Avec "La seconda cucina", histoire d'une vie et chronique villageoise dans la Sicile des années 60, Lily Prior livre un roman qui se lit, se déguste, se savoure, se respire, exacerbant tous les sens, qui est simultanément un chant d'amour à la nature, une ode à la vie rustique et le credo du bonheur des choses simples.
Après une longue parenthèse palermitaine au cours de laquelle elle a connu un grand amour avec un bel et mystérieux étranger, "l'Inglese", la quarantaine passée, Rose Fiore qui est une fille de la campagne, est revenue, célibataire et sans enfant, dans son village natal vivre entre ses parents le reste de son âge.
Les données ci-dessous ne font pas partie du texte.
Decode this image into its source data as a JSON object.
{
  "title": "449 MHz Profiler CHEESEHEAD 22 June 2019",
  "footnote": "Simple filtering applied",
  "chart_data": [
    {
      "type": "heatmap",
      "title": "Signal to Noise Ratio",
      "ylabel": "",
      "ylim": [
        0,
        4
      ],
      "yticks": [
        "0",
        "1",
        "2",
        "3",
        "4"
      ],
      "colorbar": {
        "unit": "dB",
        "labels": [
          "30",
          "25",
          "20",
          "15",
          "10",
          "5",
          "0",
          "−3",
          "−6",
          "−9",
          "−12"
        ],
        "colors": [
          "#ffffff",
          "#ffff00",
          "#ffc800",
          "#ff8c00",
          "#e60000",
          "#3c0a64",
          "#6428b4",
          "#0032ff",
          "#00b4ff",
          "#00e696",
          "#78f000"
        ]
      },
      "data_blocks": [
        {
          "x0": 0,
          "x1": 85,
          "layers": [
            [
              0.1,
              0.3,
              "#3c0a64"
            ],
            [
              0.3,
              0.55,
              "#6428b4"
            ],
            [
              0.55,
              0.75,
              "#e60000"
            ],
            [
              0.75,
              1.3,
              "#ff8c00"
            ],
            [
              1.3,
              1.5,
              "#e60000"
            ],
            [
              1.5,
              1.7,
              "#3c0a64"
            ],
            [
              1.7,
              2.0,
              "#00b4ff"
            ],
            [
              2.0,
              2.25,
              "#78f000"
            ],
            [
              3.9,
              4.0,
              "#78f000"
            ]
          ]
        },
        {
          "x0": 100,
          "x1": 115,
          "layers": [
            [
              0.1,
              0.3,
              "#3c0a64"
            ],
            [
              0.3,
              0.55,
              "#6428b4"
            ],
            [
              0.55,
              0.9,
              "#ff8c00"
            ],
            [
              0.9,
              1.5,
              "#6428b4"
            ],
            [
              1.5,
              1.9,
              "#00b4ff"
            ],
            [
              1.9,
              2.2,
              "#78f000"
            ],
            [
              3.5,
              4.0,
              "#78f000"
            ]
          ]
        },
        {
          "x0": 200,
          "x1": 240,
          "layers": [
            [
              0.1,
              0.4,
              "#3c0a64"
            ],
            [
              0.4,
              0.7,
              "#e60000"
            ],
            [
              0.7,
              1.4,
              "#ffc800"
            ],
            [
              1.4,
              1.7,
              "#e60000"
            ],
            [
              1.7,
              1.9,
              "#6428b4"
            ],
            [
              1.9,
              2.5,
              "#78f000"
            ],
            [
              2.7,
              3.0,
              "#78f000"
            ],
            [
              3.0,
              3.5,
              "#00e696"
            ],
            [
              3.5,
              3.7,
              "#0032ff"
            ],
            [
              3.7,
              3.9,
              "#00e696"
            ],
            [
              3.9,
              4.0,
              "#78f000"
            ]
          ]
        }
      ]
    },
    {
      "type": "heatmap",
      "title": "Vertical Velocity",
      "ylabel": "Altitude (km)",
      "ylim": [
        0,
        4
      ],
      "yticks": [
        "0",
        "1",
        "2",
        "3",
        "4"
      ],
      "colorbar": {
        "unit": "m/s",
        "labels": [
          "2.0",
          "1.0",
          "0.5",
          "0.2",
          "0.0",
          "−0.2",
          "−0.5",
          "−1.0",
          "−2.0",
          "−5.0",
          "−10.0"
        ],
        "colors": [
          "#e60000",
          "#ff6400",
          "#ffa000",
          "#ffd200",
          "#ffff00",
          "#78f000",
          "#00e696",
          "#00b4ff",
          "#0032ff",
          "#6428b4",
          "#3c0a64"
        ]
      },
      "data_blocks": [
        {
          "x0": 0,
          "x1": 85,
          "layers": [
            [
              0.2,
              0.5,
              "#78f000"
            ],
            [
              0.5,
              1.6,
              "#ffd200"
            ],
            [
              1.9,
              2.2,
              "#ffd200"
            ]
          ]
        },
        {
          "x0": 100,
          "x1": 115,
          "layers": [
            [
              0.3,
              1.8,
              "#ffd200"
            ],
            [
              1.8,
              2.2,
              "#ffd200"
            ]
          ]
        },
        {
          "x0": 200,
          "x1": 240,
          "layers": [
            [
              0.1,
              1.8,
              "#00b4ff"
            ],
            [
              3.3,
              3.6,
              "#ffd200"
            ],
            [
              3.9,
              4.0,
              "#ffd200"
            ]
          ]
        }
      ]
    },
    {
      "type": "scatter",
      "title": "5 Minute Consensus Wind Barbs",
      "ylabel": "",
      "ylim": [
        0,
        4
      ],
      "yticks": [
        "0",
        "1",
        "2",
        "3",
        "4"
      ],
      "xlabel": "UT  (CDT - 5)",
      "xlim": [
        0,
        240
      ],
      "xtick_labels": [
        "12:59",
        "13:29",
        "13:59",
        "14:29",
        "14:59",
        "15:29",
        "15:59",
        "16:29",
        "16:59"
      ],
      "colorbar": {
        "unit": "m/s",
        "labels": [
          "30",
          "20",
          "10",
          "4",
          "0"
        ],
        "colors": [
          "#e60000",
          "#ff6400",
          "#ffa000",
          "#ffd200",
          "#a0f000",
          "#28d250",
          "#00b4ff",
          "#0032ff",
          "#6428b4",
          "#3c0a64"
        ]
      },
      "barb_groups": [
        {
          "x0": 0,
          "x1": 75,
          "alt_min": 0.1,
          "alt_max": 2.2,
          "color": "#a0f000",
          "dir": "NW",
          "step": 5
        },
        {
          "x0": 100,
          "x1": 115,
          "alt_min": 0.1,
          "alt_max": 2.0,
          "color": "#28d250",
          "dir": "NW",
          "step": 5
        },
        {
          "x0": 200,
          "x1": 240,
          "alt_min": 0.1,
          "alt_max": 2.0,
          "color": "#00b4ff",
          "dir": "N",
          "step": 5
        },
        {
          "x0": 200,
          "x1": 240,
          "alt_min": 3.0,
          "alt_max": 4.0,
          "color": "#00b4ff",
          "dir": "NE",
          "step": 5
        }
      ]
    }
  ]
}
Dans la ferme familiale, la seule fille de la famille a trouvé sa place en devenant la femme de la maisonnée, veillant à l'économat et assurant l'intendance au quotidien et les repas pour la famille et les ouvriers en investissant le lieu stratégique de la cuisine.
Son domaine, son royaume, c'est la "cucina" mais aussi le potager où elle cultive ses légumes et la porcherie où elle élève avec soin les porcs dont elle se charge elle-même de l'abattage et des opérations de charcuterie.
Terrienne animiste, sensuelle et épicurienne dans la plénitude sa maturité, cette femme au voluptueux corps à la Botero s'épanouit dans les plaisirs, ceux de la chère en confectionnant les délices et spécialités de la cuisine sicilienne mais aussi ceux de la chair dans la saine exultation des corps car l'Inglese l'a retrouvée.
La vie de Rosa Fiore est rythmée par les saisons, la cueillette des cerises sur l'arbre, celle du précieux jasmin qui embaumera les desserts, le ramassage des olives et des légumes gorgés de soleil et les petits bonheurs et les grands malheurs du quotidien.
Chapitré comme un menu italien, des antipasti aux dolci, recettes incluses, le roman de Lily Prior, porté par une écriture gouleyante restituée par la traduction de Florianne Vidal, enchante, trouble, restitue l'image tragi-comique attachée à la Sicile avec des épisodes épiques et dresse une beau portrait de femme.